Le 7ème année était trop secoué par la nouvelle de la confiscation de sa baguette pour réfléchir réellement aux propos que Colyne adressait au hibou, même s’il se demanda vaguement à quoi elle pouvait faire référence à propos du visage de son père. Le volatile ne parut d’ailleurs pas plus le comprendre lui-même et se volatilisa à toute vitesse dès qu’il fut "poussé" vers la sortie.
Il resta ensuite pantois devant la théorie de Serpentard et ne sut pas très bien si elle essayait de le réconforter ou de l’achever, il nota toutefois l’aisance avec laquelle elle utilisa sa baguette d’emprunt et cela lui mit du baume au cœur : peut-être, qu’après tout, cette baguette n’était pas si mauvaise que ça et qu’il ne lui faudrait qu’un peu d’exercice pour s’en servir convenablement.
"Je crois que les trolls sont trop stupides pour prévoir une attaque organisée… et on les verra arriver de loin dans le pire des cas" fit-il en esquissant un sourire.
" Pourquoi diable le ministère chercherait-il à nous voler des baguettes ? Il paraît qu’ils en ont déjà un stock plus que conséquent en prévision d’une grève des fabricants, non ? Enfin c’est ce que j’avais lu dans le Canard Mal Luné en tout cas." rajouta-t-il d’un air vaguement conspirateur.
Il ne sut que répondre quand la jeune femme évoqua nonchalamment le fait de cambrioler Gringotts, établissement pourtant réputé pour son inviolabilité (et il fallait de toute manière avoir des tendances suicidaires pour voler des gobelins, compte-tenu de leur rancune intarissable), mais il n’eut pas l’occasion d’y réfléchir longuement puisque ses yeux louchèrent instinctivement sur le décolleté de la demoiselle.
Il se ratatina sur sa chaise, rangea sa nouvelle baguette et se crispa dès qu’il sentit un contact sur sa jambe. Il se servit essaya de se servir un verre de jus d’orange, même s’il avait l’impression d’avoir un lutin trembloteur fermement collé à son bras, mais n’eut pas l’esprit assez aventureux pour tenter d’en boire le contenu.
Il n’arrivait pas à décrocher le regard du visage de la 6ème année, et imprima malgré lui dans son esprit le moindre de ses traits : sa chevelure, ses yeux et cette petite étincelle au fond de ceux-ci, son nez, sa bouche… Il déglutit difficilement pendant qu’il s’attardait sur ses lèvres, qu’il sentait une soudaine bouffée de chaleur, que ses pensées s’embrumaient, que les battements de son propre cœur résonnaient à ses oreilles crescendo, et que le monde semblait progressivement vaciller autour de lui, comme s’ils n’étaient plus que deux individus dans la grande salle.

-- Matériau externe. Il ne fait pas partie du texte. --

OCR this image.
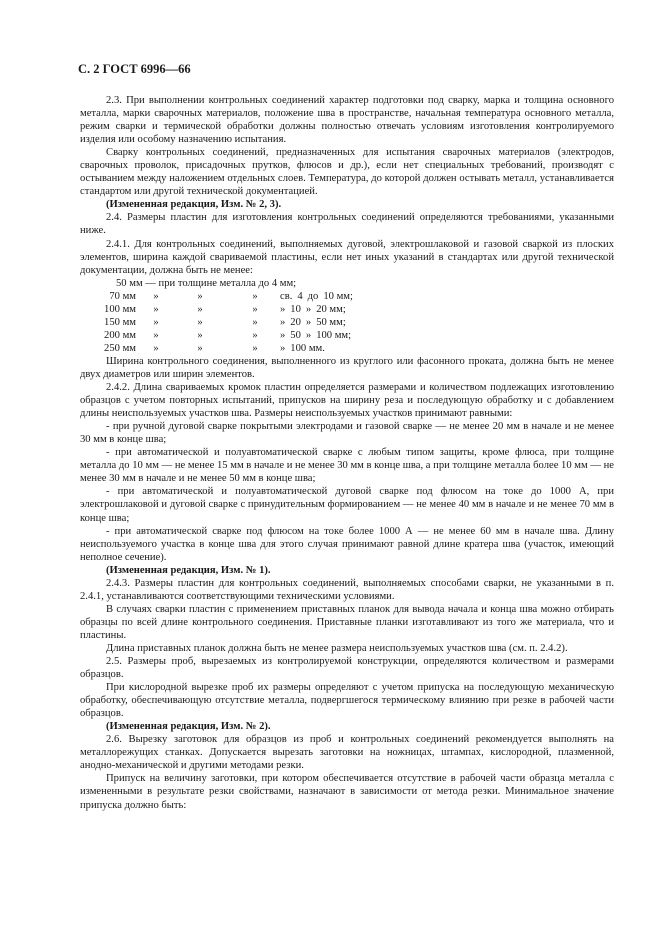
С. 2 ГОСТ 6996—66

2.3. При выполнении контрольных соединений характер подготовки под сварку, марка и толщина основного металла, марки сварочных материалов, положение шва в пространстве, начальная температура основного металла, режим сварки и термической обработки должны полностью отвечать условиям изготовления контролируемого изделия или особому назначению испытания.

Сварку контрольных соединений, предназначенных для испытания сварочных материалов (электродов, сварочных проволок, присадочных прутков, флюсов и др.), если нет специальных требований, производят с остыванием между наложением отдельных слоев. Температура, до которой должен остывать металл, устанавливается стандартом или другой технической документацией.

(Измененная редакция, Изм. № 2, 3).

2.4. Размеры пластин для изготовления контрольных соединений определяются требованиями, указанными ниже.

2.4.1. Для контрольных соединений, выполняемых дуговой, электрошлаковой и газовой сваркой из плоских элементов, ширина каждой свариваемой пластины, если нет иных указаний в стандартах или другой технической документации, должна быть не менее:

50 мм — при толщине металла до 4 мм;
70 мм	»	»	»	св. 4 до 10 мм;
100 мм	»	»	»	» 10 » 20 мм;
150 мм	»	»	»	» 20 » 50 мм;
200 мм	»	»	»	» 50 » 100 мм;
250 мм	»	»	»	» 100 мм.

Ширина контрольного соединения, выполненного из круглого или фасонного проката, должна быть не менее двух диаметров или ширин элементов.

2.4.2. Длина свариваемых кромок пластин определяется размерами и количеством подлежащих изготовлению образцов с учетом повторных испытаний, припусков на ширину реза и последующую обработку и с добавлением длины неиспользуемых участков шва. Размеры неиспользуемых участков принимают равными:

- при ручной дуговой сварке покрытыми электродами и газовой сварке — не менее 20 мм в начале и не менее 30 мм в конце шва;

- при автоматической и полуавтоматической сварке с любым типом защиты, кроме флюса, при толщине металла до 10 мм — не менее 15 мм в начале и не менее 30 мм в конце шва, а при толщине металла более 10 мм — не менее 30 мм в начале и не менее 50 мм в конце шва;

- при автоматической и полуавтоматической дуговой сварке под флюсом на токе до 1000 А, при электрошлаковой и дуговой сварке с принудительным формированием — не менее 40 мм в начале и не менее 70 мм в конце шва;

- при автоматической сварке под флюсом на токе более 1000 А — не менее 60 мм в начале шва. Длину неиспользуемого участка в конце шва для этого случая принимают равной длине кратера шва (участок, имеющий неполное сечение).

(Измененная редакция, Изм. № 1).

2.4.3. Размеры пластин для контрольных соединений, выполняемых способами сварки, не указанными в п. 2.4.1, устанавливаются соответствующими техническими условиями.

В случаях сварки пластин с применением приставных планок для вывода начала и конца шва можно отбирать образцы по всей длине контрольного соединения. Приставные планки изготавливают из того же материала, что и пластины.

Длина приставных планок должна быть не менее размера неиспользуемых участков шва (см. п. 2.4.2).

2.5. Размеры проб, вырезаемых из контролируемой конструкции, определяются количеством и размерами образцов.

При кислородной вырезке проб их размеры определяют с учетом припуска на последующую механическую обработку, обеспечивающую отсутствие металла, подвергшегося термическому влиянию при резке в рабочей части образцов.

(Измененная редакция, Изм. № 2).

2.6. Вырезку заготовок для образцов из проб и контрольных соединений рекомендуется выполнять на металлорежущих станках. Допускается вырезать заготовки на ножницах, штампах, кислородной, плазменной, анодно-механической и другими методами резки.

Припуск на величину заготовки, при котором обеспечивается отсутствие в рабочей части образца металла с измененными в результате резки свойствами, назначают в зависимости от метода резки. Минимальное значение припуска должно быть:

Il lui sembla que son corps se courbait en avant de lui-même, mû par une volonté propre et inflexible, comme s’il était sous l’impulsion d’un sortilège d’attraction lent et irrésistible, et il sentit la chaleur de Colyne, sa respiration et finalement le contact de ses lèvres.
Il n'entendait pas les élèves autour d'eux, ni le bruit de la vaisselle qui tinte, ni les disputes matinales qui éclataient, ni les rires qui fusaient ça-et-là, ni le boursouflet sur sa tête qui se demandait pourquoi son perchoir s'inclinait de la sorte.
Plus rien n’importait d’autre qu'elle à ce moment précis. Plus rien d'autre n'existait.